Q: What inspired you to establish the Culture of Life Foundation?

A: I think the inspiration grew with different events in my life as well as people that seemed to be placed at just the right time throughout the years, so I think it’s probably been a passion placed in my heart by God from the beginning,

I would like to recognize my mom’s work in all this, as she planted a big seed in my heart. She has a great, magnanimous heart for seeing those in need and attending to this need in a most dignified way. Some of my earliest memories are of her sewing beautiful matching dresses for me and another little girl in my Kindergarten class so that the girl could have a dress and a new friend.

Also, my youngest sister, Kyra, was born with Down Syndrome. She is absolutely amazing, and I got to watch and learn so much from my mom. My mom had a dream when Kyra was in the second or third grade that one day there would be a Culture of Life school where anyone could receive a Catholic education.

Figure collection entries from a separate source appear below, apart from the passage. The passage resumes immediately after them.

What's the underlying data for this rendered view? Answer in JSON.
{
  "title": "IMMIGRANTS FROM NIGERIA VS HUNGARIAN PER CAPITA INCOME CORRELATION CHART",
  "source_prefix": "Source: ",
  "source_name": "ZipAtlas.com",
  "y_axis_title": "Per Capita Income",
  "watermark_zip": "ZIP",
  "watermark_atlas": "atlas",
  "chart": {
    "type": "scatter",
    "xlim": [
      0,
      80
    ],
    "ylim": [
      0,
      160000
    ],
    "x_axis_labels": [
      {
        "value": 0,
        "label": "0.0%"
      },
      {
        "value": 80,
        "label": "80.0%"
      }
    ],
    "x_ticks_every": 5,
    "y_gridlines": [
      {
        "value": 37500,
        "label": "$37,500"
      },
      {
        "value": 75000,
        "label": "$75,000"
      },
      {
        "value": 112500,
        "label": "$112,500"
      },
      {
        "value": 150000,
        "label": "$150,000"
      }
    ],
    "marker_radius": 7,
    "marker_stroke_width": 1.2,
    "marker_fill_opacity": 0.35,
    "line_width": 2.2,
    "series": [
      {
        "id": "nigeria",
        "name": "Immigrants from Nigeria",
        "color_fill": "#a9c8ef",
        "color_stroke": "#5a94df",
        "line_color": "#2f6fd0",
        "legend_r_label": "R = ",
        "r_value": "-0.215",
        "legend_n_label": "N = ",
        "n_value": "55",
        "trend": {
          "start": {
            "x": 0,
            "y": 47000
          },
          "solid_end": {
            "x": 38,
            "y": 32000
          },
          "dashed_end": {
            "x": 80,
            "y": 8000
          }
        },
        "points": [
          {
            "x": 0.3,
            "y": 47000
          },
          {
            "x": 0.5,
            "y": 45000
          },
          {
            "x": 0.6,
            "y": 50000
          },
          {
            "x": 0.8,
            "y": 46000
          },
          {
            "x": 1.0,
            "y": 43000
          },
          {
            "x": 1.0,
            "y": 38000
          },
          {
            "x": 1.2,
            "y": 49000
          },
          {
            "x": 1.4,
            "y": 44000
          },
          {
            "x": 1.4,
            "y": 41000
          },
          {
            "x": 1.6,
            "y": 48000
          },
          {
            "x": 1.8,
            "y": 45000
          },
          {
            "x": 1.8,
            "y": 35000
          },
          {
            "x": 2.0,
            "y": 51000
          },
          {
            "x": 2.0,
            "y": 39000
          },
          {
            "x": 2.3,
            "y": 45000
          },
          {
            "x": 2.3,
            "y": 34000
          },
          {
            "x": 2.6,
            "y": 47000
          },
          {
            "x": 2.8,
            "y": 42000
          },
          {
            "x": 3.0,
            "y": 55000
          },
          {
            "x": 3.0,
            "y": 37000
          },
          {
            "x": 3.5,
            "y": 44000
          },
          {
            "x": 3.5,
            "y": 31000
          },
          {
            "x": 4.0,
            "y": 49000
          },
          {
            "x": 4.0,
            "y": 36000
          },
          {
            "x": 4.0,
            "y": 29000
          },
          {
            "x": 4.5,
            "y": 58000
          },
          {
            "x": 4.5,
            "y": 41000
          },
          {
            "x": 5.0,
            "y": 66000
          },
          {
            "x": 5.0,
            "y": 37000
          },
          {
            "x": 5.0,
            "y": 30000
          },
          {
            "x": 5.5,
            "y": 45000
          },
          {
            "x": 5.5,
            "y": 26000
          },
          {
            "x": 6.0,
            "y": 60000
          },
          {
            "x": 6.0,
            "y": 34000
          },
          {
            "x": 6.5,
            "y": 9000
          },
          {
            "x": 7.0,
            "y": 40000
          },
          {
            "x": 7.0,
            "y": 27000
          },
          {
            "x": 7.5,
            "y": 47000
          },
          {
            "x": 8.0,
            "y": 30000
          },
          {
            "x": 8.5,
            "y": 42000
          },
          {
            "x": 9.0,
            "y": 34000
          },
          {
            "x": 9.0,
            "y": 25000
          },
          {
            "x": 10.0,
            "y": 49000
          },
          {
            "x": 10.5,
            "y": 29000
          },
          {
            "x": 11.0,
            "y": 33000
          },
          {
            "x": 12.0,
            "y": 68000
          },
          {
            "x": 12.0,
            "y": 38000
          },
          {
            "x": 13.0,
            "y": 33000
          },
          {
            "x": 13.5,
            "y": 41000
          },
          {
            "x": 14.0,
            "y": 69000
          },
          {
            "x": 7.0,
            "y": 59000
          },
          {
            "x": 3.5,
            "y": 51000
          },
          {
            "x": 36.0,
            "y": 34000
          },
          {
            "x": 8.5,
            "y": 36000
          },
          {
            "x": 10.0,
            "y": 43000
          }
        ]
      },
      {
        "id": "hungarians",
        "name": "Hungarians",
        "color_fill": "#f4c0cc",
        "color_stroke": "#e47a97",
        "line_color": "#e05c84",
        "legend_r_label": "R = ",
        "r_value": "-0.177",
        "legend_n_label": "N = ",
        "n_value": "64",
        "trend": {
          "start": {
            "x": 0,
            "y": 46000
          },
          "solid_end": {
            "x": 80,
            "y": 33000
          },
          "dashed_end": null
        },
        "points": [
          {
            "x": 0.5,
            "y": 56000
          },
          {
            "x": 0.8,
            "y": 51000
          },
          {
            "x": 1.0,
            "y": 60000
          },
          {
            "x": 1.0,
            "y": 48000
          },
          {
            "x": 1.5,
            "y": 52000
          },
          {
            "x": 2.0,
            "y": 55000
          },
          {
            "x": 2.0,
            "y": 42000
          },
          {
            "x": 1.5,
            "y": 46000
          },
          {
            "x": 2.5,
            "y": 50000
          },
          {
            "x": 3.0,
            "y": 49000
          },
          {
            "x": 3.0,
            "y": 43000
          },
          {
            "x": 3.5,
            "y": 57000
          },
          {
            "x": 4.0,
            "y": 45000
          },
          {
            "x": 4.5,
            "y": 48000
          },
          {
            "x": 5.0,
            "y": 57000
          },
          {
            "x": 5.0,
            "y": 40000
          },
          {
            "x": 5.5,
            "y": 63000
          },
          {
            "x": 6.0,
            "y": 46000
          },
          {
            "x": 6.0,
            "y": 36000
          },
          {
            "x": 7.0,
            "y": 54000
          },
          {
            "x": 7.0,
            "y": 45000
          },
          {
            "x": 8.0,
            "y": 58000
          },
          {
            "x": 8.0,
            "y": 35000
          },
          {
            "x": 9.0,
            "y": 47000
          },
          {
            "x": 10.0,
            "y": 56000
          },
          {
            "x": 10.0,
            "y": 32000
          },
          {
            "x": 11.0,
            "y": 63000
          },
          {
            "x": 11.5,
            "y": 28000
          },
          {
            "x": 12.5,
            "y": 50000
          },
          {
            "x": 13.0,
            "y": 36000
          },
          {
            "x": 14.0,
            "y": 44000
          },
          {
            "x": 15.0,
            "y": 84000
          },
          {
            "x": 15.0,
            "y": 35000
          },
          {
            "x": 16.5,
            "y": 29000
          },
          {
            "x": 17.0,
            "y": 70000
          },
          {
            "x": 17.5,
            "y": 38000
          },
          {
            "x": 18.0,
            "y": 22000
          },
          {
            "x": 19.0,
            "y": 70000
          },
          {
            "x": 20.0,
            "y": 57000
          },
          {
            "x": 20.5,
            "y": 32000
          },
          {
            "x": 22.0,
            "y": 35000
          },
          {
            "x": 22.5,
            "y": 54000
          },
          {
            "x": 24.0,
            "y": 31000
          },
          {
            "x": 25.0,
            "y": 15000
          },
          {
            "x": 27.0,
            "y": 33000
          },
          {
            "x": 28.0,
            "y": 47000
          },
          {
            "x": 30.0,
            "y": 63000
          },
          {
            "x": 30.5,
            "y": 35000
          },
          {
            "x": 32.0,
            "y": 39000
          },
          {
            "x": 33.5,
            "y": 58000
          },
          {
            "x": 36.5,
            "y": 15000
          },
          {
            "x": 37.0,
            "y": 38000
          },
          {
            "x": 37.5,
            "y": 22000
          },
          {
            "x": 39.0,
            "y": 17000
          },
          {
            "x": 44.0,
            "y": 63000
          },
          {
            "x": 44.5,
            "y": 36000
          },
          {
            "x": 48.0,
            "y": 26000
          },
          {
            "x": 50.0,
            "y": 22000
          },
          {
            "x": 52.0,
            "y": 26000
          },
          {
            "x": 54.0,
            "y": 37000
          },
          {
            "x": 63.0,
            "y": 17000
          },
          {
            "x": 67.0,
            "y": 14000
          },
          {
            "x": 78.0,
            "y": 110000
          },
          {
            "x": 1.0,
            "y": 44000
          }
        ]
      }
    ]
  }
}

Over the years, different events in my life fanned this seed into flame, and after going to the Shrine of Our Lady of Good Help in Wisconsin and hearing of Sister Adele’s story and her response to Our Lady’s call to catechize the children, I simply took the next step—a Novena to Our Lady of Good Help—and with permission from my mom, incorporated the Foundation in Minnesota in 2011.

Then, this was placed on hold for the next 11 years as we had our beautiful son, Michael, who happens to have Pierpont Syndrome. My husband has been my greatest support and encourager of continuing steps to work on the foundation when possible, and when we moved to Tyler, Tex., in 2022 all doors opened under Bishop Strickland’s prayers and love and understanding for the sanctity of life.


(Editor’s Note: Kelly Salomon’s brother-in-law is Linsday Kimec’s brother.)